Peter May, NPS’ associate regional director for the National Capital Region, believes the letter makes clear that NPS retains jurisdiction over the property. “It’s not a blanket call for reversion, that with any amendments it would revert,” he says. “It was more specific than that.”
May adds, “The exchange of letters also stated that the maintenance of wharves and piers would be the responsibility of the Park Service except for leased properties. There were several leased properties at the time of the transfer, but Jack’s is the only one that remains.”
But Camp disagrees that the letter simply clarifies the resolution and argues that the two documents are in fact contradictory. “There’s a fundamental inconsistency between the resolution and the letter,” Camp says.
Camp also says the wording of the letter doesn’t give NPS blanket authority over the property. The letter states, “The District of Columbia shall delegate its duties under existing leases and shall assign the rents derived from existing leases to the National Park Foundation, to be used to the benefit of the Georgetown Waterfront Park.”
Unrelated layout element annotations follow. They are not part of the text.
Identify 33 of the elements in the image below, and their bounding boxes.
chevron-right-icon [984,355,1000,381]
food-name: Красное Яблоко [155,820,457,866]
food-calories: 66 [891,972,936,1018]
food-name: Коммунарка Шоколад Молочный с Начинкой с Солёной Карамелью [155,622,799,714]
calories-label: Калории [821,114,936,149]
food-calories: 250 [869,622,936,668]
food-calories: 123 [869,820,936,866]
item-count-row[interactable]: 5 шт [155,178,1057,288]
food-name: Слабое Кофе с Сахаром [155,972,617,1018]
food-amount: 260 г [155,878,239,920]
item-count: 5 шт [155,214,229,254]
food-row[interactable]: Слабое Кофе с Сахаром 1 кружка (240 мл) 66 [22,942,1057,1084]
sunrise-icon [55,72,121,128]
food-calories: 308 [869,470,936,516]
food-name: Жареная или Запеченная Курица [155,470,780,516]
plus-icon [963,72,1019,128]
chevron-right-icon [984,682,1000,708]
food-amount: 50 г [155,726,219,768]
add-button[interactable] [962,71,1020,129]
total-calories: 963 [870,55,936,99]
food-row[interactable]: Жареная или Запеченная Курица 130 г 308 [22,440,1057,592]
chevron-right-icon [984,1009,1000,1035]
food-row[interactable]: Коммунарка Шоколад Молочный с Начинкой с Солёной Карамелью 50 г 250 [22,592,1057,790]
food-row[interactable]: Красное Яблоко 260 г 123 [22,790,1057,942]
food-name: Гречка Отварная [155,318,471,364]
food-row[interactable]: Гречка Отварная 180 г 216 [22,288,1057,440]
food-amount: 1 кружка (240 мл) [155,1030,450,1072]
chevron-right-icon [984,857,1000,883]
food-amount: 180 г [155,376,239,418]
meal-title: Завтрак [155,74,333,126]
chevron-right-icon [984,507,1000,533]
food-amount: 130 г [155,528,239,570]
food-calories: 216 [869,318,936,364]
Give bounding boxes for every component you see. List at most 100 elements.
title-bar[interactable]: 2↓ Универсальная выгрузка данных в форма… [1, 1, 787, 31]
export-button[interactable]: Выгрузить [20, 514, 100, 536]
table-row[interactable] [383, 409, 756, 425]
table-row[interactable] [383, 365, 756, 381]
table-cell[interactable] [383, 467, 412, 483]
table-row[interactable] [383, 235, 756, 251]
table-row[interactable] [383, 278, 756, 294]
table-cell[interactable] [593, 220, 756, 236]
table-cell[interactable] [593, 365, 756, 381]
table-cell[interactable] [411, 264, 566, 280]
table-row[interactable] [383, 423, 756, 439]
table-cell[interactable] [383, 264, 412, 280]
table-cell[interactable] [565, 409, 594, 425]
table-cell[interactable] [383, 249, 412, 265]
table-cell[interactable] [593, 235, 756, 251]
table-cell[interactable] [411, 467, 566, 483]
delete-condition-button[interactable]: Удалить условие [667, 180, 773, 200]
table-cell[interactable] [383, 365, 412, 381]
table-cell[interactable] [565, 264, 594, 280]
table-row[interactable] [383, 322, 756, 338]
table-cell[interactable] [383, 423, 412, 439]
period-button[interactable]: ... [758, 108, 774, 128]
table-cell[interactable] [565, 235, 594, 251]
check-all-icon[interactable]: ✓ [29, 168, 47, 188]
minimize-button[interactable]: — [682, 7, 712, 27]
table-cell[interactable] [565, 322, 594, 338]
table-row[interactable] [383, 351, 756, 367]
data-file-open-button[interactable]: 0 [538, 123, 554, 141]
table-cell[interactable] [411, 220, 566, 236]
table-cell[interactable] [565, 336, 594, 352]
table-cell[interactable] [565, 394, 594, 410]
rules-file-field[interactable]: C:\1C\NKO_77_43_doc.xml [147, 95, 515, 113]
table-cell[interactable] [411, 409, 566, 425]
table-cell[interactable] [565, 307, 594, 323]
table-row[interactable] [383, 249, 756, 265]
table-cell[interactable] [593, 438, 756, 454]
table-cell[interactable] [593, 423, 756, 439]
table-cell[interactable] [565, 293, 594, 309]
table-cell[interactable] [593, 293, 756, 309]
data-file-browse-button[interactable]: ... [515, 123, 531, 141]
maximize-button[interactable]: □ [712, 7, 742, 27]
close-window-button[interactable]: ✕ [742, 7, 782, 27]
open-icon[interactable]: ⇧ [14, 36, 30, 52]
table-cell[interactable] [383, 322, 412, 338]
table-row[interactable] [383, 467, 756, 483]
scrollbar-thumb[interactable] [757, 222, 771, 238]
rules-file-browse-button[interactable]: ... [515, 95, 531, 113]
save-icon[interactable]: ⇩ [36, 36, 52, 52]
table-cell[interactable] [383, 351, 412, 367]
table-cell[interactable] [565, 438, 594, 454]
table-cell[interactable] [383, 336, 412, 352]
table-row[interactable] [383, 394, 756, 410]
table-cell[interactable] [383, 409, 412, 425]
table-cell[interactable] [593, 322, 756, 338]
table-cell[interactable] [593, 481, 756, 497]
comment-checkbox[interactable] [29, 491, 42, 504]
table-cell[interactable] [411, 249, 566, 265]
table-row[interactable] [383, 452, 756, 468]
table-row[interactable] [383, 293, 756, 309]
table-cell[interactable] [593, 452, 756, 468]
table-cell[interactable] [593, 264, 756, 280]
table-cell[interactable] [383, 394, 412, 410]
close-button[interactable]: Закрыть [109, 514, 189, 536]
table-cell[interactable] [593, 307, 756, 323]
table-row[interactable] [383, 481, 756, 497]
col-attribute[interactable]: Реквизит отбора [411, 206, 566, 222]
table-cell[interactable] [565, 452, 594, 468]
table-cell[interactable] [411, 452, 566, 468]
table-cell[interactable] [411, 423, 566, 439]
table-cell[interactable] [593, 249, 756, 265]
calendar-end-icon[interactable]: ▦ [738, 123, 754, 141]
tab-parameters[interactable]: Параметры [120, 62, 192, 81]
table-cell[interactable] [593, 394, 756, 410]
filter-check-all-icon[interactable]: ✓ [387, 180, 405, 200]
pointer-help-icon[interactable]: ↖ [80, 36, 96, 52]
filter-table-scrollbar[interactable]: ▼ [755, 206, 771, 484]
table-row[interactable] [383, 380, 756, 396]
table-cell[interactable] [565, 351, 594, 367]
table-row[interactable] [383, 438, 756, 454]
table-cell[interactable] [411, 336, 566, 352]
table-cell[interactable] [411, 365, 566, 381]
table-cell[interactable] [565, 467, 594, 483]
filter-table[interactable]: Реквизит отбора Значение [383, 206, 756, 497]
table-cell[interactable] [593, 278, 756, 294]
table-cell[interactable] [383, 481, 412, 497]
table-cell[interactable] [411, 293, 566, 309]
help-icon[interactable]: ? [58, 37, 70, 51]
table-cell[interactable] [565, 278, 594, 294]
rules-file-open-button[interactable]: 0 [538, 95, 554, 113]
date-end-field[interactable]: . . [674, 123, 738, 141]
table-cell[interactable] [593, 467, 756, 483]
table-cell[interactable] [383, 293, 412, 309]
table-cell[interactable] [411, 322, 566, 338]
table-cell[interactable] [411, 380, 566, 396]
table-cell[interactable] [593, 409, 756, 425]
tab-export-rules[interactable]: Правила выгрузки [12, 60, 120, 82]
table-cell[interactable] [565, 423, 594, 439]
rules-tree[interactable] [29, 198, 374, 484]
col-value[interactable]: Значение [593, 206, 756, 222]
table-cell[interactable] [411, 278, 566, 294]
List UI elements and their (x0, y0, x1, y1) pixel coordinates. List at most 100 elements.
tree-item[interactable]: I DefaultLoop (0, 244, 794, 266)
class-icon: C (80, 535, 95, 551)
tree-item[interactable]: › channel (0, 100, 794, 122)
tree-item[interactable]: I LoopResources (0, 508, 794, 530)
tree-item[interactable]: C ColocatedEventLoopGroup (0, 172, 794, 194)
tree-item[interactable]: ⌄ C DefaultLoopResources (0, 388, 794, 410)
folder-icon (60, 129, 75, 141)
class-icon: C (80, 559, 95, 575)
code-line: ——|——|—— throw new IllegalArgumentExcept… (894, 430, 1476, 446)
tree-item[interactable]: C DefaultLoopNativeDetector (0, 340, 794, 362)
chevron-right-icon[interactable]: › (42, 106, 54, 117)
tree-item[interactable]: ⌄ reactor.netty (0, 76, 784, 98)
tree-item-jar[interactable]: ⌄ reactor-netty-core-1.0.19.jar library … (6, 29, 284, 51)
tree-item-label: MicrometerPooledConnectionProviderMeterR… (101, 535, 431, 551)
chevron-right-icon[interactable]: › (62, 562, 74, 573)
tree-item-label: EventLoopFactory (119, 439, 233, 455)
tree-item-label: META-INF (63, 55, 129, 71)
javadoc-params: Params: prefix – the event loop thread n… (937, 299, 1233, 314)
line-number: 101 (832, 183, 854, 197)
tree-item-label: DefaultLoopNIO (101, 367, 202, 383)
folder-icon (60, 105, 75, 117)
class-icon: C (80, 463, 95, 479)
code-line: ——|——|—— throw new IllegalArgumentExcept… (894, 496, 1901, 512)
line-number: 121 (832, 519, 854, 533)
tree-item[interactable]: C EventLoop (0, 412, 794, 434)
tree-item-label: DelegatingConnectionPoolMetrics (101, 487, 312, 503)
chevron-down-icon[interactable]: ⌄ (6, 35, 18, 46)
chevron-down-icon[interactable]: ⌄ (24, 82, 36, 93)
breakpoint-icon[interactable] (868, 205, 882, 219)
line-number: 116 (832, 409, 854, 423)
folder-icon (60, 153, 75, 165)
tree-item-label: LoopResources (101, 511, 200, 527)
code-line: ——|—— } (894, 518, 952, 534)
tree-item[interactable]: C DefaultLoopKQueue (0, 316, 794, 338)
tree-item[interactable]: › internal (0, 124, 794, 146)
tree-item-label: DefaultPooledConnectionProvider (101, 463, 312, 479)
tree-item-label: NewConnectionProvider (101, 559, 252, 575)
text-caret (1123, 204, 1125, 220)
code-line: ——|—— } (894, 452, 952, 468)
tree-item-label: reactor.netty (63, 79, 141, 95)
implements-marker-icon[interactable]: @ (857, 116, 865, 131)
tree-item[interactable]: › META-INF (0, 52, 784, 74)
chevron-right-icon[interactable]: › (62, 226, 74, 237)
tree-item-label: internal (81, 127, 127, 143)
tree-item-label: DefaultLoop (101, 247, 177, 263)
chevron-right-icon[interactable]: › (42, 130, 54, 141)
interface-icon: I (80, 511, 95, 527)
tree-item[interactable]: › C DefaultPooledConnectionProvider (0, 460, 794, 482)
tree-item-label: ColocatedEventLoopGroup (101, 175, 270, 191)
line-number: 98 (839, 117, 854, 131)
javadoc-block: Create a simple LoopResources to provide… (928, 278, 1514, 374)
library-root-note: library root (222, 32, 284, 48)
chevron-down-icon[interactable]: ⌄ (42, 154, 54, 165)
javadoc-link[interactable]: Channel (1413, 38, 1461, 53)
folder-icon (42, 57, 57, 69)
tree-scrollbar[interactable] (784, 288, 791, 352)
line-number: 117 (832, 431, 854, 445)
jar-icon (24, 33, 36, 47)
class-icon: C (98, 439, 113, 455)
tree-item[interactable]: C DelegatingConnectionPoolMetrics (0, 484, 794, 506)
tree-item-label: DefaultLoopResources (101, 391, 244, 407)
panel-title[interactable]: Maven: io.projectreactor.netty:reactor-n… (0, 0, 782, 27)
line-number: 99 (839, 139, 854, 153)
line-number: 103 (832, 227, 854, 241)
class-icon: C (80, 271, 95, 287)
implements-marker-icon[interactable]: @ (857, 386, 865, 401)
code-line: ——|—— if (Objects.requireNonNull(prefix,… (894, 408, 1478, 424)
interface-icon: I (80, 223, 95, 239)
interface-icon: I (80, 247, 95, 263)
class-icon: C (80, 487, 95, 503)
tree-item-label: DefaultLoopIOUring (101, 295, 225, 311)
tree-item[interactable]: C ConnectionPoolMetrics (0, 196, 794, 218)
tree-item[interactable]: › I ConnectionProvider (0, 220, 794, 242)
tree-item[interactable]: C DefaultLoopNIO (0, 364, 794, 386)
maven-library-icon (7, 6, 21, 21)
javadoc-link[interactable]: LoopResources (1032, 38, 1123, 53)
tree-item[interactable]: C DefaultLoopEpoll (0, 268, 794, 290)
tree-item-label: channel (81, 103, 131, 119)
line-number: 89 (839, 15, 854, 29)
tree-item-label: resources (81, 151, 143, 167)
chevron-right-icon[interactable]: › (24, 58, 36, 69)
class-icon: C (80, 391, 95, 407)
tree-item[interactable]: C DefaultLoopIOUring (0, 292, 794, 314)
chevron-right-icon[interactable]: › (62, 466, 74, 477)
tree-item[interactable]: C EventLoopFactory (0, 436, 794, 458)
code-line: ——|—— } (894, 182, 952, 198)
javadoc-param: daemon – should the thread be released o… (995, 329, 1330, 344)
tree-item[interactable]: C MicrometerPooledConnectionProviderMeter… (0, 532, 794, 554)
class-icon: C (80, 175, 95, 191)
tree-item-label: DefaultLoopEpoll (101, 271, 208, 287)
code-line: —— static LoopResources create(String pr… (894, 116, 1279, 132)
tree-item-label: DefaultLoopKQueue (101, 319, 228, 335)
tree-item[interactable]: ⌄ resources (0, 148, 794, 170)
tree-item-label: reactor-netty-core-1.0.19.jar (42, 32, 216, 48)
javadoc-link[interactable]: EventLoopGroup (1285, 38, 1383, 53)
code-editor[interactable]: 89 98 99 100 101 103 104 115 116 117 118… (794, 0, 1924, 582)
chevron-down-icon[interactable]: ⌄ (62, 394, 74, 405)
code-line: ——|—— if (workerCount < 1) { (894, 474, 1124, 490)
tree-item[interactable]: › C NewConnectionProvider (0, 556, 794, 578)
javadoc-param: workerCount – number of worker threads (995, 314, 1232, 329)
According to camp, that doesn’t allow NPS to evict one tenant and install another. “It’s a limited transfer,” he says. “It’s to administer and maintain it. It’s not to kick a tenant out.”
As for the question of whether the letter supersedes the 1985 Council resolution, Camp says, “I think that’s a question for the U.S. District Court to decide.”
Camp says the complaint to the court will seek “a declaratory judgment, injunctive relief, and damages.” He’s also said that if NPS moves to install a new operator, he and Simkin will sue the operator.
An NPS spokeswoman couldn’t immediately be reached for comment.